Qatar shunned: Oil falls 1% on fears Middle East rift could harm OPEC cuts
Saudi Arabia, the United Arab Emirates, Egypt and Bahrain closed transport links with top liquefied natural gas (LNG) and condensate shipper Qatar, accusing it of supporting extremism and undermining regional stability.Updated: Jun 05, 2017 21:20 IST
Oil prices fell about 1% on Monday on concerns that the cutting of ties with Qatar by top crude exporter Saudi Arabia and other Arab states could hamper a global deal to reduce oil production.
Saudi Arabia, the United Arab Emirates, Egypt and Bahrain closed transport links with top liquefied natural gas (LNG) and condensate shipper Qatar, accusing it of supporting extremism and undermining regional stability.
The news initially pushed Brent crude prices up as much as 1% as geopolitical fears rippled through the market.

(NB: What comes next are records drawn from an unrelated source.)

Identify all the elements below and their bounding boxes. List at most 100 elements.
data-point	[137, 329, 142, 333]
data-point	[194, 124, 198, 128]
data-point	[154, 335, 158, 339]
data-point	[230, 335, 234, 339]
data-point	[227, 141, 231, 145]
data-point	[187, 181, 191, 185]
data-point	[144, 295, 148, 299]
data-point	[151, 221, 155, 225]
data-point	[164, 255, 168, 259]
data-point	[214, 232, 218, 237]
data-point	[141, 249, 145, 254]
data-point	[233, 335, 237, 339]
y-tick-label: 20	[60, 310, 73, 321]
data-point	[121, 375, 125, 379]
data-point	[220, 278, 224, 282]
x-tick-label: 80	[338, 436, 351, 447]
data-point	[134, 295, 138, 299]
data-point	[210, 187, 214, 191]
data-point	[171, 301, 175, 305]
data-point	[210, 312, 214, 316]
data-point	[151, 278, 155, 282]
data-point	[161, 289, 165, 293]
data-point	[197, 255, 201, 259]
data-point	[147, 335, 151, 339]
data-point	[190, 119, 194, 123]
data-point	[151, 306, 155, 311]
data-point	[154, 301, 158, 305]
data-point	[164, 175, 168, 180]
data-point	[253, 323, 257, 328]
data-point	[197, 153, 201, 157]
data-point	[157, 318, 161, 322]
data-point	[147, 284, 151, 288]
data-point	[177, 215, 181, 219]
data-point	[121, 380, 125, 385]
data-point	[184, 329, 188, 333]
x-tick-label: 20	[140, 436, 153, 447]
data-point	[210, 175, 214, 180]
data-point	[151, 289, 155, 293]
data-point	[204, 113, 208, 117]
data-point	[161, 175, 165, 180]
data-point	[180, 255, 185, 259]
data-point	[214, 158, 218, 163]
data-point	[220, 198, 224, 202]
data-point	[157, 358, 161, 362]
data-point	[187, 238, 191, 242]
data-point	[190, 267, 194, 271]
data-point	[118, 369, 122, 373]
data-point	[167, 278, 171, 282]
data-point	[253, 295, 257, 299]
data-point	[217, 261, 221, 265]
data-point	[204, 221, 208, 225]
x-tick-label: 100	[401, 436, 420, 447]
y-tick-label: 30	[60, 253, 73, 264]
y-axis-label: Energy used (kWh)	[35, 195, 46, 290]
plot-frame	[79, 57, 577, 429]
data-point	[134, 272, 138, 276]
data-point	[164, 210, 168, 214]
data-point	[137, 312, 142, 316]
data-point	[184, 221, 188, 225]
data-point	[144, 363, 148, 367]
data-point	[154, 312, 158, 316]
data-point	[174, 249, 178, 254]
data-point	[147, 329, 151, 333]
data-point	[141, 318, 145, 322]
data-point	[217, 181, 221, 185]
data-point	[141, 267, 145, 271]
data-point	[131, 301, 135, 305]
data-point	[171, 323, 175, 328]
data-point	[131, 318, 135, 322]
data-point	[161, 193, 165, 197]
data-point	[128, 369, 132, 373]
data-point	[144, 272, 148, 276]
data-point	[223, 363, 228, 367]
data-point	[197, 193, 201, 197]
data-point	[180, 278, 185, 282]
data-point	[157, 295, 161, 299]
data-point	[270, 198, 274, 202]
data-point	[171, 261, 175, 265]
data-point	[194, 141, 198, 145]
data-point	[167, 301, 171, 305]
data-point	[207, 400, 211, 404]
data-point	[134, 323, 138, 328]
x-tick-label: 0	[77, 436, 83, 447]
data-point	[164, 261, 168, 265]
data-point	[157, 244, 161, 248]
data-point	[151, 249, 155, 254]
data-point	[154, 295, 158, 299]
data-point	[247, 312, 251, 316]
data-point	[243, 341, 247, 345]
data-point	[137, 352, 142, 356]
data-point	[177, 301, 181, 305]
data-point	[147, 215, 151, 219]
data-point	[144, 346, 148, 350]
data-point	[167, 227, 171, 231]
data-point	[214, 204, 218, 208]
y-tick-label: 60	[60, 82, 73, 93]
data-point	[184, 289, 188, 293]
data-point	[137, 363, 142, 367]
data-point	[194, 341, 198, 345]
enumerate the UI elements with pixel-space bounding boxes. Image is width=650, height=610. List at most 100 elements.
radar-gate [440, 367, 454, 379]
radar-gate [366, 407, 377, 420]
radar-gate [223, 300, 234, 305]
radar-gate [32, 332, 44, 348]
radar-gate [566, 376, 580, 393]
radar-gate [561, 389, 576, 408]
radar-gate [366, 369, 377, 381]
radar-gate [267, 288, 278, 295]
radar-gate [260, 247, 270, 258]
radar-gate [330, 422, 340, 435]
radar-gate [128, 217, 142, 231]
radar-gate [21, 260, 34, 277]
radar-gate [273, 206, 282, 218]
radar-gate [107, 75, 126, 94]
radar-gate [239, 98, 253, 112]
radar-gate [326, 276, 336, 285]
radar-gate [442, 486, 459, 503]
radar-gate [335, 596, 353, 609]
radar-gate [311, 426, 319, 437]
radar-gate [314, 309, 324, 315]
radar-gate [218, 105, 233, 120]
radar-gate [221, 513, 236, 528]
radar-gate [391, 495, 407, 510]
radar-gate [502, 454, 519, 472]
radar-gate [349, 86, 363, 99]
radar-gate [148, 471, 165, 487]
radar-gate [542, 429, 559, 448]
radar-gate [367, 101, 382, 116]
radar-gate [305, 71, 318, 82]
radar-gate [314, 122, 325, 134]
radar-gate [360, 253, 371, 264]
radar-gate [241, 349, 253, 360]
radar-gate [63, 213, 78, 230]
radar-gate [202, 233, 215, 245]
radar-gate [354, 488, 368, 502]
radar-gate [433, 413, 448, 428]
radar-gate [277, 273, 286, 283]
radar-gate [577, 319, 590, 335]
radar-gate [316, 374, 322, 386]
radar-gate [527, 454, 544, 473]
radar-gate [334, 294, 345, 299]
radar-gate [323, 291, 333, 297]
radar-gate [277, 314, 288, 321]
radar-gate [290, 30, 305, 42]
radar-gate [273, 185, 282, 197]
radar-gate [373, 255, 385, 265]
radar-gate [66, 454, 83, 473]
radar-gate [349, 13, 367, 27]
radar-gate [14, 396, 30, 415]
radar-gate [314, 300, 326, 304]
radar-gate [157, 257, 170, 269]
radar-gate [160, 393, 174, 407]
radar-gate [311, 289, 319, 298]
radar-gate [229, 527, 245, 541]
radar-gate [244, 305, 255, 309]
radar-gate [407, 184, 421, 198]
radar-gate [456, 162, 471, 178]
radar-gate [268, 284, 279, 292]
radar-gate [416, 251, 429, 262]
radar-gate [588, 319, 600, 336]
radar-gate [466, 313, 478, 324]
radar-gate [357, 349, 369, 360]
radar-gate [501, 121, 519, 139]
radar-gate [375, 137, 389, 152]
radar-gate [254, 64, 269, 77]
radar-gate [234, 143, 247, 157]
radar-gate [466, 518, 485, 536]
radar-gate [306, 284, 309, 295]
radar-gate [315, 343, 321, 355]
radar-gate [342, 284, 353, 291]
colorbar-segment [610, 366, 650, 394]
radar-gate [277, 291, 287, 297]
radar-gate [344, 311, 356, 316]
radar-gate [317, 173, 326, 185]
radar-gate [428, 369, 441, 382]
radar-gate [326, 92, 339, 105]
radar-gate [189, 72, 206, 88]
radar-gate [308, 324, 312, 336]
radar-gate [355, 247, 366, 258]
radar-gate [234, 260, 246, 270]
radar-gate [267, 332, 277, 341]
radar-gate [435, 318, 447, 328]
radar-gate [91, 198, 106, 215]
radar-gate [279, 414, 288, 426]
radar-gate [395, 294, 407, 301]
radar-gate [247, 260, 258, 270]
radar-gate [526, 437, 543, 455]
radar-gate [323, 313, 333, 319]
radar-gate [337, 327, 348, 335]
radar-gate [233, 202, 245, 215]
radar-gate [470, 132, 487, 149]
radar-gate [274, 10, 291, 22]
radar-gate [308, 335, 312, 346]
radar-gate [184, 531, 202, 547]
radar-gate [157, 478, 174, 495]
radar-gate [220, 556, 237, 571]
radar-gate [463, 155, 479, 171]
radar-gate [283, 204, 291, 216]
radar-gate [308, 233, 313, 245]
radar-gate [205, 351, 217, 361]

But Brent later reversed gains, trading down 58 cents, or 1.12% at $49.37 a barrel by 10:42am EDT (1442 GMT).
US West Texas Intermediate futures were at $47.15 a barrel, down 51 cents, or 1.1%.
With production capacity of about 600,000 barrels per day (bpd), Qatar’s crude output ranks as one of OPEC’s smallest, but tension within the Organization of the Petroleum Exporting Countries could weaken the supply deal, aimed at supporting prices.
“While we would not want to read too much into this in terms of looming trouble for OPEC, the fact that Qatar’s stance towards Iran is a key element in this issue does make for a potentially more complicated setup at future meetings should the issue not have been resolved in due time,” JBC Energy analysts said in a note.
There are already doubts that the effort to curb production by almost 1.8 million bpd is seriously denting crude exports.
While there was a dip in OPEC supplies between February and April, a report on Monday by Thomson Reuters Oil Research said OPEC shipments likely jumped to 25.18 million bpd in May, up over 1 million bpd from April.
Brent futures have fallen more than 8% from their open on May 25, when OPEC opted to extend production cuts into 2018.
Outside of OPEC, South Sudan will drill 30 new wells this year and significantly boost oil output as it chases a peak 350,000 bpd target by mid-2018, the petroleum minister said on Monday.
Crude output in the United States, which is not participating in the supply cuts, has jumped more than 10% since mid-2016 to 9.34 million bpd, close to levels of top producers Saudi Arabia and Russia.
The rise in US production has been driven by a record 20th straight weekly climb in oil drilling, with the rig count climbing by 11 in the week to June 2, to 733, the most since April 2015.
US crude stockpiles, however, have consistently fallen for eight straight weeks, which had prompted some to suggest that the long-awaited effects from OPEC efforts to reduce world supply were materialising.
“We believe that US inventories will continue falling this summer, allowing OPEC to point to lower stocks as a positive measure of success,” Sandy Fielden, director of oil and products research at Morningstar said in a note.
“But if, as we have already seen, higher refinery runs and/or crude exports are the causes of these inventory drawdowns, then the impact on OPEC’s balancing act is actually negative.”